The structure of the multiday meeting will be an unveiling of the association’s new Magnitude360 format, which puts key CLE and other professional development presentations closer together, beginning late Friday and running through Sunday. It is expected to lessen conflicts with other programs by sections, divisions etc., and free those entities up for their own governance matters during Magnitude360 scheduling periods. The entirety of Magnitude360’s programs and events can be had for a single fee, or singles or more of them through a la carte pricing.

U.S. Homeland Security Secretary Jeh Johnson will give the keynote address at the ABA Assembly at 4 p.m. Saturday and award the ABA Medal to retired Gen. Earl E. Anderson, 95, who joined the association in 1950 while in law school (and an active-duty Marine) at age 31.

Dozens of programs over the several days of meetings will present issues ranging from immigration/deportation to dealing with disruption in the legal services market to stand-your-ground laws to Guantanamo; and from help for low-tech lawyers to how lawyers can do some of their own computer coding.

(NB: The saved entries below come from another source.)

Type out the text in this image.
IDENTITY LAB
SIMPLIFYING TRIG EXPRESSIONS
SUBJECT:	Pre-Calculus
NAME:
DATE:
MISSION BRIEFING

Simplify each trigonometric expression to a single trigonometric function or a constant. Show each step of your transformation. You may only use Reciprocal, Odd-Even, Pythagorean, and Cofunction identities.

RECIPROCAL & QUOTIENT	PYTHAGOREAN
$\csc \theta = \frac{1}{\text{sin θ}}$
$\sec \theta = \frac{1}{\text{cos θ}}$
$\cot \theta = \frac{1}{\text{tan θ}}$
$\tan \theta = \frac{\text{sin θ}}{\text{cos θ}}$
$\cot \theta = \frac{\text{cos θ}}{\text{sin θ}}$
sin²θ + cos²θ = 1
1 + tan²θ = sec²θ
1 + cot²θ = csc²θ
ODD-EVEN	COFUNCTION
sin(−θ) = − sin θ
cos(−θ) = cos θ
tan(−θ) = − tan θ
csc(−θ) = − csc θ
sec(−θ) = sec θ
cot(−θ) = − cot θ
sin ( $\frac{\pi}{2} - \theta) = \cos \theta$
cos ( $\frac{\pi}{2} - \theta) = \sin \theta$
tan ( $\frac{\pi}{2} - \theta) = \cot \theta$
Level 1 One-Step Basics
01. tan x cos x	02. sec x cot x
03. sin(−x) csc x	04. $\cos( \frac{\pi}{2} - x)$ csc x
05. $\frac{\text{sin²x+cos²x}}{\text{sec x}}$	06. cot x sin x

The policymaking House of Delegates on Monday and Tuesday will consider a variety of proposed resolutions, including:

• Campaign-finance changes to judicial elections, with a call for transparent and timely procedures for a judge’s disqualification or removal from a case when there is a serious risk of actual bias, as well as the availability of immediate, independent review of the decision.

• The development of veterans’ legal clinics in law schools.

• Rules to permit non-locally licensed in-house lawyers to work pro bono in their communities when supervised by others who are admitted.

• And, in states with capital punishment, a call to enact laws or other ways to permit successors of those who might have been wrongly executed to try to establish that fact, and to receive compensation if they do.

At the conclusion of the meeting, outgoing ABA President James R. Silkenat of New York will hand the gavel to his successor, incoming president William C. Hubbard of South Carolina.